Dalam kajian kontemporer, para ekonom menyebut fenomena ini sebagai bagian dari “religious tourism economy.” Profesor Timur Kuran, seorang sejarawan ekonomi Islam, menyatakan bahwa mobilitas jamaah haji dan umrah berperan sebagai "catalyst of globalization," yaitu katalisator globalisasi ekonomi sebelum istilah globalisasi itu dikenal. Ia menekankan bahwa sejak abad ke-8, ibadah di Makkah sudah mempertemukan pedagang, ilmuwan, dan peziarah dari berbagai penjuru dunia yang kemudian membentuk jaringan ekonomi transnasional.
Di era modern, Arab Saudi mengelola sektor ini dengan strategi ekonomi yang terintegrasi, termasuk proyek Vision 2030 yang menargetkan Makkah dan Madinah sebagai pusat pariwisata religi dunia. Ibadah umrah tetap menjadi titik sentral, tetapi dampak ekonominya meluas ke banyak sektor. Hotel-hotel, maskapai penerbangan, logistik, hingga industri kecil menengah di berbagai negara asal jamaah turut merasakan dampaknya.

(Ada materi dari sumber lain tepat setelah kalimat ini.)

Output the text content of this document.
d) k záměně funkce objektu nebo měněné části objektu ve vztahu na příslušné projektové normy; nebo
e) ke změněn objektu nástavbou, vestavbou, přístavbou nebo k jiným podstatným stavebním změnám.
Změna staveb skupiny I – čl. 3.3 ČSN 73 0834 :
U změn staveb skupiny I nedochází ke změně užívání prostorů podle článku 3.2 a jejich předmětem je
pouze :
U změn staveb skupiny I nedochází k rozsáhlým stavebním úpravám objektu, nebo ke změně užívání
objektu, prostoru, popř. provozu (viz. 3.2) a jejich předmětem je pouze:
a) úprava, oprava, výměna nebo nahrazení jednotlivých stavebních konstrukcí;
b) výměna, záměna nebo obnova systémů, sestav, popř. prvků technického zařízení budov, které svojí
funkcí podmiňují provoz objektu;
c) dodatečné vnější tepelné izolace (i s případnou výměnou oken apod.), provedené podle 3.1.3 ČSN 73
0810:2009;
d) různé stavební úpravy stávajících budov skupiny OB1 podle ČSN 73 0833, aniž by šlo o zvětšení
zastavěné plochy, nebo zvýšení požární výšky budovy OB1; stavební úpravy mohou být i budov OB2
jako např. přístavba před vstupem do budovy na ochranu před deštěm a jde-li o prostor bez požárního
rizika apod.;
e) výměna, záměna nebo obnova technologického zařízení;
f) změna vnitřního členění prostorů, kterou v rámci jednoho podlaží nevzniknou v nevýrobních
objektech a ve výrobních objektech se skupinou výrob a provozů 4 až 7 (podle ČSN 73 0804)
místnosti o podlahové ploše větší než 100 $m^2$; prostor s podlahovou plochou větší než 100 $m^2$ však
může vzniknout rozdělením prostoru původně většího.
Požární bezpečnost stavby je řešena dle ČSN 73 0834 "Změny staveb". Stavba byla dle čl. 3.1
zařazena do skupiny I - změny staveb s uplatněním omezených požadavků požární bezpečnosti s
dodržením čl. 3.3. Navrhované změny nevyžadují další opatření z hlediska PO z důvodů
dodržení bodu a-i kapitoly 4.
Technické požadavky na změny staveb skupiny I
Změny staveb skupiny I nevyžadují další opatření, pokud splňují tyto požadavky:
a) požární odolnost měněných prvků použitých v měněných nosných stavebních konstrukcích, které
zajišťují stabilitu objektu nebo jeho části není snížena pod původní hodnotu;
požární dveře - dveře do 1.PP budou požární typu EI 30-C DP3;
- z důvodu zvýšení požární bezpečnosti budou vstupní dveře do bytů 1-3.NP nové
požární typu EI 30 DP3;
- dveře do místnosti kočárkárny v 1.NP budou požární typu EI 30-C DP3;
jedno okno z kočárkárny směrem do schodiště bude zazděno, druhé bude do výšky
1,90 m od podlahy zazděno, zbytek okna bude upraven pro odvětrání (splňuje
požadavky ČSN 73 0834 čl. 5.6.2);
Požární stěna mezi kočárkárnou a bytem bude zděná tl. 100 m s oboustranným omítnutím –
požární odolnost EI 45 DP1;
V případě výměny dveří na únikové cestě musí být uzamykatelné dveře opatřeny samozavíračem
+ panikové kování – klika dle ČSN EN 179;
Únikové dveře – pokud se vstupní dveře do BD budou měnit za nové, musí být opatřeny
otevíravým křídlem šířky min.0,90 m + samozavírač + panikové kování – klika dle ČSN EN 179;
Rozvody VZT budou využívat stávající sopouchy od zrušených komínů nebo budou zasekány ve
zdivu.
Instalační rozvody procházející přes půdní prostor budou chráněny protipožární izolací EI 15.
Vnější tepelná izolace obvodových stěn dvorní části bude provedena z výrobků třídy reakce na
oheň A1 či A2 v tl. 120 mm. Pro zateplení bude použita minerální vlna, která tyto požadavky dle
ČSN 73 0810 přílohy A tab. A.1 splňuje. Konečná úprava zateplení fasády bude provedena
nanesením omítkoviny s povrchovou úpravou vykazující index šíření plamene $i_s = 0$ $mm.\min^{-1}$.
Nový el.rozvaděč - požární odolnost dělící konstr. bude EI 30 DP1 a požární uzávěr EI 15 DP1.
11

Misalnya, industri tekstil di Indonesia, India, dan Turki berkembang pesat karena permintaan pakaian ihram, sementara produk makanan khas negara-negara Muslim mengisi pasar oleh-oleh di Tanah Suci.
Fenomena ini menunjukkan bahwa umrah tidak bisa dilepaskan dari perdagangan internasional. Dari zaman Quraisy hingga era globalisasi, ibadah yang sakral ini selalu menjadi penghubung antara spiritualitas dan ekonomi. Pertanyaan mendasar yang dapat kita renungkan adalah: apakah dimensi ekonomi ini justru memperkaya makna umrah atau sebaliknya berpotensi menggeser fokus ibadah itu sendiri? Para ulama menekankan pentingnya menjaga niat dan kemurnian ibadah, sekaligus tidak menafikan manfaat sosial-ekonomi yang lahir dari aktivitas besar ini.
Dengan demikian, perjalanan panjang umrah sejak masa Quraisy hingga hari ini adalah cermin keterhubungan antara agama dan ekonomi global. Umrah tidak hanya membentuk kesalehan individu, tetapi juga mencetak jaringan perdagangan yang memperkuat peradaban dunia Islam. Dan hingga kini, gema perdagangan internasional itu masih terasa setiap kali jutaan orang dari berbagai bangsa menapakkan kaki mereka di Tanah Suci.